Every January a growing number of people throughout the world gathers to celebrate the new year. But not for the usual reasons. They meet because every January 1st the works of authors who had died decades before – typically, seventy years before – enter the public domain, that is, their copyright protection expires. Why a celebration for such an apparently technical reason? Because as the new years starts, the works of those selected authors have finally reached the state to which all culture is headed since the earliest times. I am talking of the state that automatically allows any human being to sing, play, translate, summarize, adapt what other human beings have thought before them. Wish to produce a big print edition of your favorite poetry? Now you can. Fancy to translate into Sicilian dialect a play you love? Now you can. Possessed by the desire to illustrate, manga style, the ideas of your preferred political scientist? Now you can. Longing to publish a more correct version of a score riddled with typos that the publisher never cared to correct? Now you can.
In principle, all the above activities are perfectly possible even before the expiration of copyright. On condition, however, that one asks for permission the copyright owner (assuming that it can be located: let’s ignore here the huge problem of the so-called “orphan works”) and pays whatever is requested. Noting that very often the copyright owner is not the author (or his/her descendants), but a for-profit publishing house.
Consequently, many activities do not take place because either the copyright owner does not like the idea (no manga, for instance), or because the wannabe new author cannot afford to pay what is requested by the copyright owner.
Such restrictions, introduced, in their modern form, about three centuries ago to provide – for the common good – incentives to authors, now last an unprecedented seventy years (in Europe and in many other countries) after the death of the authors.
A shockingly long time, that an increasing number of scholars, NGO’s (among them the COMMUNIA association) and citizens are asking to reduce. To know more about the current debate on copyright reform and the role of the public domain, see for instance the Public Domain Manifesto, or check out the OKF’s Working Group on the Public Domain.

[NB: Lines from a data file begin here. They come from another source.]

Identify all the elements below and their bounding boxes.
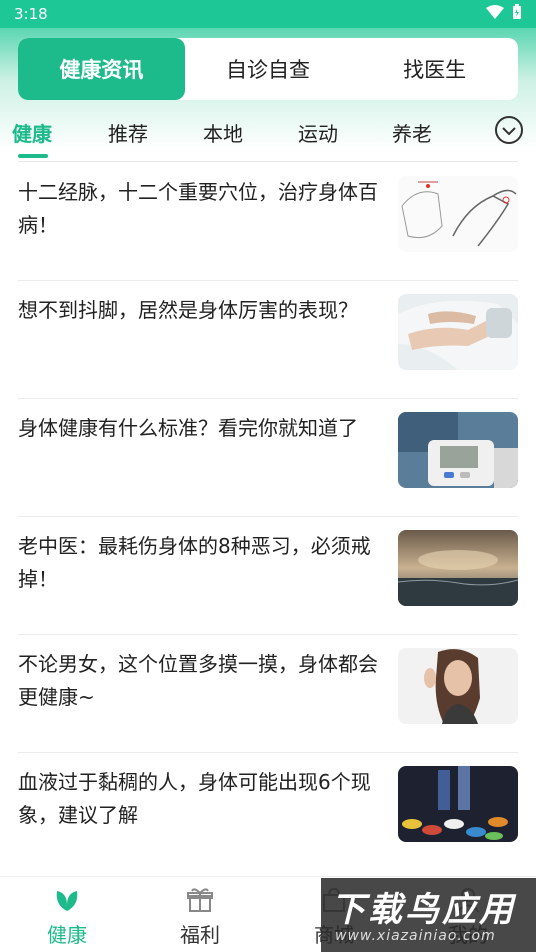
article-thumbnail [398, 766, 518, 842]
watermark-logo: 下载鸟应用 www.xiazainiao.com [321, 878, 536, 952]
article-item[interactable]: 想不到抖脚，居然是身体厉害的表现？ [18, 294, 518, 412]
article-title: 不论男女，这个位置多摸一摸，身体都会更健康~ [18, 652, 378, 709]
divider [18, 161, 518, 162]
article-title: 身体健康有什么标准？看完你就知道了 [18, 416, 358, 440]
article-divider [18, 634, 518, 635]
nav-health[interactable]: 健康 [27, 887, 107, 948]
category-recommend[interactable]: 推荐 [108, 118, 148, 147]
tab-self-diagnosis[interactable]: 自诊自查 [185, 38, 352, 100]
article-title: 血液过于黏稠的人，身体可能出现6个现象，建议了解 [18, 770, 371, 827]
nav-label: 福利 [180, 923, 220, 947]
acupuncture-image [398, 176, 518, 252]
article-thumbnail [398, 412, 518, 488]
nav-label: 健康 [47, 923, 87, 947]
category-sports[interactable]: 运动 [298, 118, 338, 147]
category-elderly[interactable]: 养老 [392, 118, 432, 147]
article-title: 十二经脉，十二个重要穴位，治疗身体百病！ [18, 180, 378, 237]
article-divider [18, 752, 518, 753]
article-item[interactable]: 不论男女，这个位置多摸一摸，身体都会更健康~ [18, 648, 518, 766]
status-bar: 3:18 [0, 0, 536, 28]
article-item[interactable]: 身体健康有什么标准？看完你就知道了 [18, 412, 518, 530]
category-tabs: 健康 推荐 本地 运动 养老 [0, 108, 536, 160]
leaf-icon [53, 891, 81, 917]
article-item[interactable]: 十二经脉，十二个重要穴位，治疗身体百病！ [18, 176, 518, 294]
battery-icon [512, 4, 522, 24]
status-time: 3:18 [14, 5, 48, 23]
expand-categories-button[interactable] [495, 116, 523, 144]
article-thumbnail [398, 648, 518, 724]
article-divider [18, 280, 518, 281]
tab-health-news[interactable]: 健康资讯 [18, 38, 185, 100]
legs-image [398, 294, 518, 370]
segment-tabs: 健康资讯 自诊自查 找医生 [18, 38, 518, 100]
article-title: 老中医：最耗伤身体的8种恶习，必须戒掉！ [18, 534, 371, 591]
pills-image [398, 766, 518, 842]
chevron-down-icon [502, 121, 516, 140]
watermark-url: www.xiazainiao.com [335, 928, 496, 944]
tab-find-doctor[interactable]: 找医生 [351, 38, 518, 100]
gift-icon [186, 888, 214, 917]
blood-pressure-monitor-image [398, 412, 518, 488]
article-thumbnail [398, 176, 518, 252]
active-category-indicator [18, 154, 48, 158]
category-health[interactable]: 健康 [12, 118, 52, 147]
nav-welfare[interactable]: 福利 [160, 887, 240, 948]
sea-sunset-image [398, 530, 518, 606]
article-divider [18, 398, 518, 399]
wifi-icon [486, 5, 504, 23]
article-item[interactable]: 血液过于黏稠的人，身体可能出现6个现象，建议了解 [18, 766, 518, 884]
article-thumbnail [398, 294, 518, 370]
article-title: 想不到抖脚，居然是身体厉害的表现？ [18, 298, 358, 322]
category-local[interactable]: 本地 [203, 118, 243, 147]
article-divider [18, 516, 518, 517]
article-item[interactable]: 老中医：最耗伤身体的8种恶习，必须戒掉！ [18, 530, 518, 648]
watermark-title: 下载鸟应用 [331, 890, 516, 930]
article-thumbnail [398, 530, 518, 606]
woman-listening-image [398, 648, 518, 724]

But as we work towards copyright reform, every January people who care about the public domain get together and welcome the works of a new batch of authors. In recent years, public domain day celebrations have taken place in cities throughout the world, from Zurich to Warsaw, from Torino to Haifa, from Rome to Berlin. The volunteer-staffed website publicdomainday.org provides an information hub for such celebrations.
The celebrations typically take place in libraries, universities or cafés. People read – or sometimes perform – the work of the new authors. It is often a moving experience, as great men and women from the time of our grand (and grand-grand) fathers come back to life under our affectionate gaze.
During the month of January 2012 people will gather again. Celebrations have already been announced in, among other places, Warsaw, Zurich, Torino and Rome. We hope that others will follow the example. Welcoming the works of some of our great writers, musicians, painters, poets, journalists, scholars is a most gratifying way to start the new year and also a great way to enhance the knowledge of our common cultural roots.